Qual foi a inspiração para o desenvolvimento do espetáculo de “O Gênio da Lâmpada e o Tempo”? O que motivou a escolha do tema da influência da tecnologia na infância?
A minha maior inspiração foram as crianças. Eu passei a observar como elas brincavam e como lidavam com o seu tempo no dia a dia. E observando as crianças da minha rua, em Nova Iguaçu, Baixada Fluminense, comecei a me atentar pra realidade delas, e como isso influenciava em suas brincadeiras. Depois comecei a investigar as vivências de crianças de outros lugares, que pertenciam a outras realidades bem diferentes, de lugares mais elitizados. Então, identifiquei as diversas infâncias que existem dentro do contexto social em que viviam e as variadas formas de brincar. E a partir daí comecei a viajar nessa ideia de um dia produzir um espetáculo que investigasse a infância e cotidiano das crianças e suas relações com as tecnologias atuais, e como elas lidam com seu tempo. Queria produzir uma peça que se comunicasse, não só com o público infantil, mas também com o público adulto, um espetáculo em que eles pudessem revisitar o passado, as suas memórias afetivas, acessar uma infância que permanece guardada em nós. Uma verdadeira viagem no tempo.
Como foi o processo de criação e produção?
O processo de criação foi muito prazeroso pra mim, desde o estudo teórico, exercícios de improviso, trabalho de expressão corporal, pesquisa de personagem até a estreia. Consegui reunir um elenco muito sincronizado e comprometido em contar essa história. O mais difícil é esse lugar do produtor que tem que virar a chave rápido pro ator entrar em cena, é tudo muito rápido e desgastante mas dá pra fazer! rsrs
Como foi dar vida ao personagem Zeca, que deseja reconectar seus amigos com as brincadeiras tradicionais? O que esse papel significa para você, pessoalmente e artisticamente? Conta um pouco sobre ele!
Dar a vida ao Zeca foi sensacional, a escrita da nossa dramaturga Karla Muniz Ribeiro nos dá infinitas possibilidades na construção de personagens, das cenas, um texto muito sensível e poético e de uma força gigantesca. Zeca carrega muitos sonhos, muitas coisas minhas. É uma criança Raiz, que gosta de estar com os amigos, de jogar bola, soltar pipa e brincar de pique, assim como fui na infância. Esse papel significa muito para mim artisticamente porque consigo trazer através do meu trabalho, muitas questões, pertencimento territorial, memórias afetivas, sonhos. É importante ter essa identificação de onde nós viemos, não esquecermos nossa origem é fundamental, é bom visitar nosso baú de memórias de vez enquanto.
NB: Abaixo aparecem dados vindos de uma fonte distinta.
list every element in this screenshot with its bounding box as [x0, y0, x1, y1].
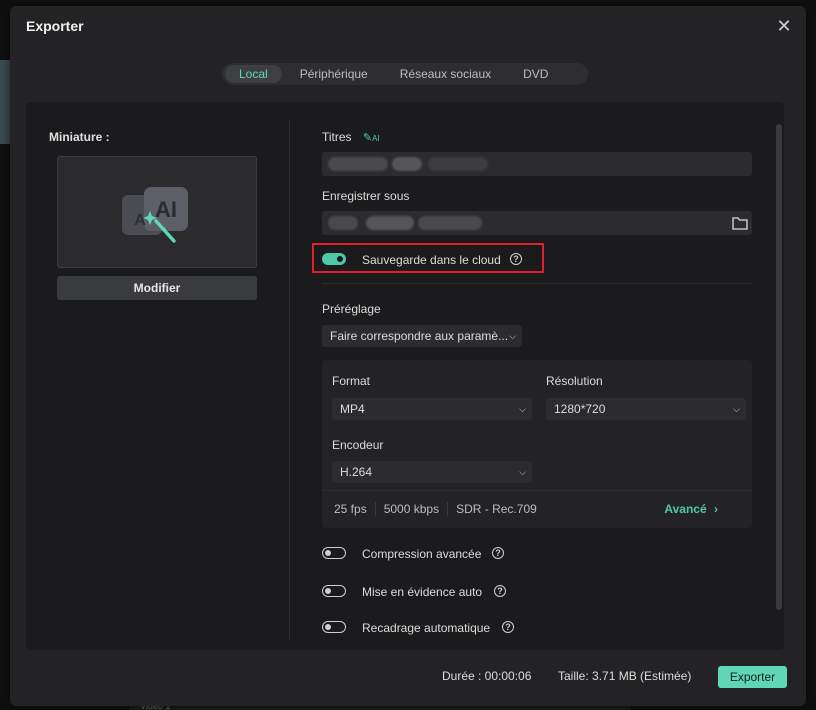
preset-label: Préréglage — [322, 302, 381, 316]
format-value: MP4 — [340, 402, 365, 416]
output-stats: 25 fps 5000 kbps SDR - Rec.709 — [334, 502, 545, 516]
title-input[interactable] — [322, 152, 752, 176]
chevron-down-icon: ⌵ — [509, 331, 516, 341]
cloud-help-icon[interactable]: ? — [510, 253, 522, 265]
chevron-down-icon: ⌵ — [519, 404, 526, 414]
export-dialog: Exporter ✕ Local Périphérique Réseaux so… — [10, 6, 806, 706]
chevron-right-icon: › — [714, 502, 718, 516]
vertical-divider — [289, 120, 290, 640]
tab-dvd[interactable]: DVD — [509, 65, 562, 83]
chevron-down-icon: ⌵ — [733, 404, 740, 414]
redacted-text — [328, 157, 388, 171]
encoder-label: Encodeur — [332, 438, 384, 452]
save-as-label: Enregistrer sous — [322, 189, 410, 203]
resolution-select[interactable]: 1280*720 ⌵ — [546, 398, 746, 420]
thumbnail-preview[interactable]: AI A — [57, 156, 257, 268]
modify-thumbnail-button[interactable]: Modifier — [57, 276, 257, 300]
tab-peripherique[interactable]: Périphérique — [286, 65, 382, 83]
ai-image-icon: AI A — [122, 187, 188, 243]
redacted-text — [428, 157, 488, 171]
color-space-value: SDR - Rec.709 — [447, 502, 545, 516]
ai-pen-text: AI — [372, 134, 380, 143]
svg-text:AI: AI — [155, 197, 177, 222]
scrollbar[interactable] — [776, 124, 782, 610]
redacted-text — [328, 216, 358, 230]
file-size-text: Taille: 3.71 MB (Estimée) — [558, 669, 692, 683]
advanced-label: Avancé — [664, 502, 707, 516]
redacted-text — [418, 216, 482, 230]
titles-label-text: Titres — [322, 130, 352, 144]
auto-reframe-help-icon[interactable]: ? — [502, 621, 514, 633]
format-label: Format — [332, 374, 371, 388]
export-settings-panel: Miniature : AI A Modifier Titres ✎AI Enr… — [26, 102, 784, 650]
export-tabs: Local Périphérique Réseaux sociaux DVD — [222, 63, 588, 85]
save-path-input[interactable] — [322, 211, 752, 235]
auto-highlight-toggle[interactable] — [322, 585, 346, 597]
tab-reseaux-sociaux[interactable]: Réseaux sociaux — [386, 65, 505, 83]
auto-highlight-label: Mise en évidence auto — [362, 585, 483, 599]
export-button[interactable]: Exporter — [718, 666, 787, 688]
titles-label: Titres ✎AI — [322, 130, 380, 144]
format-divider — [322, 490, 752, 491]
auto-reframe-toggle[interactable] — [322, 621, 346, 633]
thumbnail-label: Miniature : — [49, 130, 110, 144]
resolution-label: Résolution — [546, 374, 603, 388]
tab-local[interactable]: Local — [225, 65, 282, 83]
resolution-value: 1280*720 — [554, 402, 606, 416]
format-settings-box: Format MP4 ⌵ Résolution 1280*720 ⌵ Encod… — [322, 360, 752, 528]
auto-reframe-label: Recadrage automatique — [362, 621, 491, 635]
chevron-down-icon: ⌵ — [519, 467, 526, 477]
svg-text:A: A — [134, 212, 146, 229]
auto-highlight-help-icon[interactable]: ? — [494, 585, 506, 597]
preset-select[interactable]: Faire correspondre aux paramè... ⌵ — [322, 325, 522, 347]
advanced-settings-link[interactable]: Avancé › — [664, 502, 718, 516]
advanced-compression-help-icon[interactable]: ? — [492, 547, 504, 559]
cloud-backup-toggle[interactable] — [322, 253, 346, 265]
encoder-select[interactable]: H.264 ⌵ — [332, 461, 532, 483]
advanced-compression-toggle[interactable] — [322, 547, 346, 559]
preset-value: Faire correspondre aux paramè... — [330, 329, 509, 343]
bitrate-value: 5000 kbps — [374, 502, 447, 516]
fps-value: 25 fps — [334, 502, 367, 516]
cloud-backup-label: Sauvegarde dans le cloud — [362, 253, 501, 267]
background-thumbnail-strip — [0, 60, 10, 144]
folder-icon[interactable] — [732, 216, 748, 230]
redacted-text — [366, 216, 414, 230]
advanced-compression-label: Compression avancée — [362, 547, 482, 561]
redacted-text — [392, 157, 422, 171]
format-select[interactable]: MP4 ⌵ — [332, 398, 532, 420]
duration-text: Durée : 00:00:06 — [442, 669, 532, 683]
dialog-title: Exporter — [26, 18, 84, 34]
encoder-value: H.264 — [340, 465, 373, 479]
close-icon[interactable]: ✕ — [774, 16, 794, 36]
ai-pen-icon[interactable]: ✎AI — [363, 132, 380, 144]
horizontal-divider — [322, 283, 752, 284]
Como foi trabalhar junto com toda a equipe nesse projeto, que tem um forte componente educativo e cultural?
É sempre bom trabalhar com pessoas que se identificam com você e tem um compromisso com a arte, educação e cultura. Artistas extremamente engajados e com essa responsabilidade de criar um mundo melhor.
Você sente que a peça conseguiu passar a mensagem que vocês queriam sobre a importância de equilibrar o uso da tecnologia na infância?
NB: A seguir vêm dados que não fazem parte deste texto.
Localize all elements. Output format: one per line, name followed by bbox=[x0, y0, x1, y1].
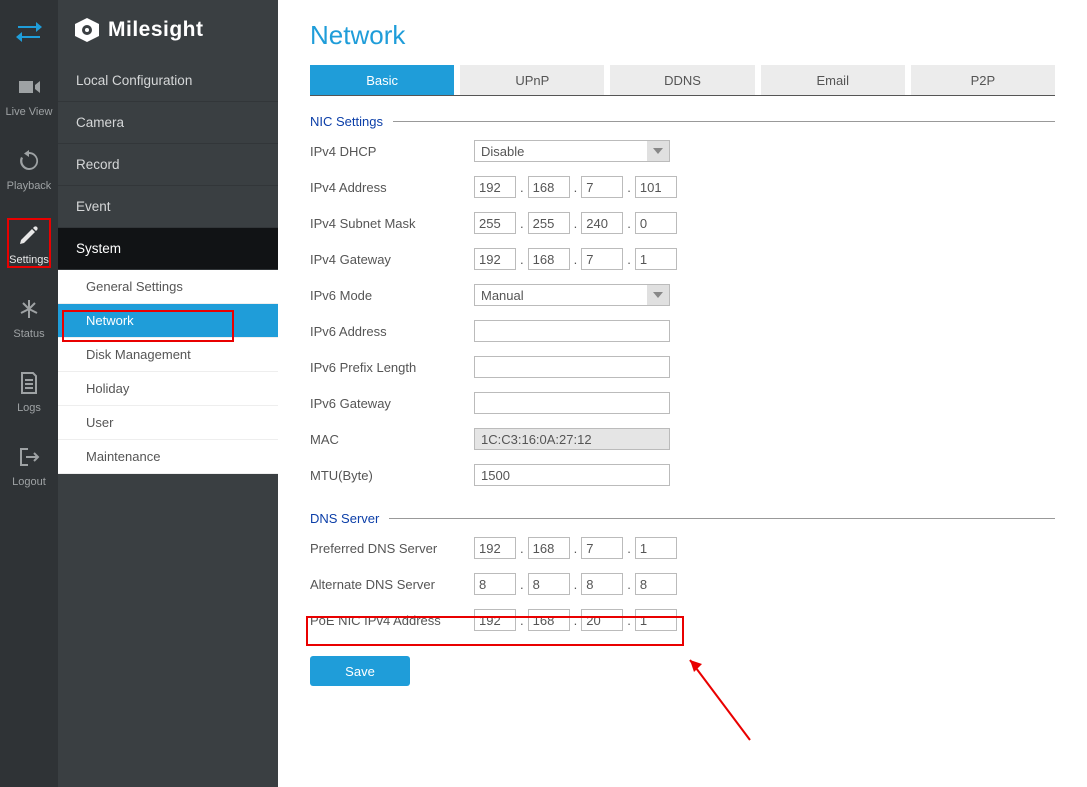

Acho que conseguimos nos comunicar com o público sim, e de uma forma muito saudável, sem querer demonizar a internet, mas sim mostrar para as crianças que também existem outras formas de se brincar e relacionar, não só apenas com os aparelhos tecnológicos. A ideia é buscar esse equilíbrio entre o mundo real e o virtual, se usarmos a nossa imaginação e criatividade podemos ir longe.
“O Gênio da Lâmpada e o Tempo” tem um componente educativo forte. Como vocês equilibraram a necessidade de educar o público sem perder o entretenimento e a magia do teatro?
Na verdade eu acho que a nossa missão não é educar as crianças, e sim mostrar as inúmeras possibilidades de se viver e a compreensão do mundo através do teatro, para que elas tirem suas próprias conclusões. Cada espectador tem a sua leitura sobre o espetáculo e as suas impressões e as crianças não são diferentes, são seres pensantes e extremamente inteligentes, não curto o teatro que subestima a capacidade da criança de pensar.
A peça resgata brincadeiras e cantigas populares. Qual a importância desse resgate para as novas gerações? Como vocês veem o papel do teatro na preservação dessas tradições culturais?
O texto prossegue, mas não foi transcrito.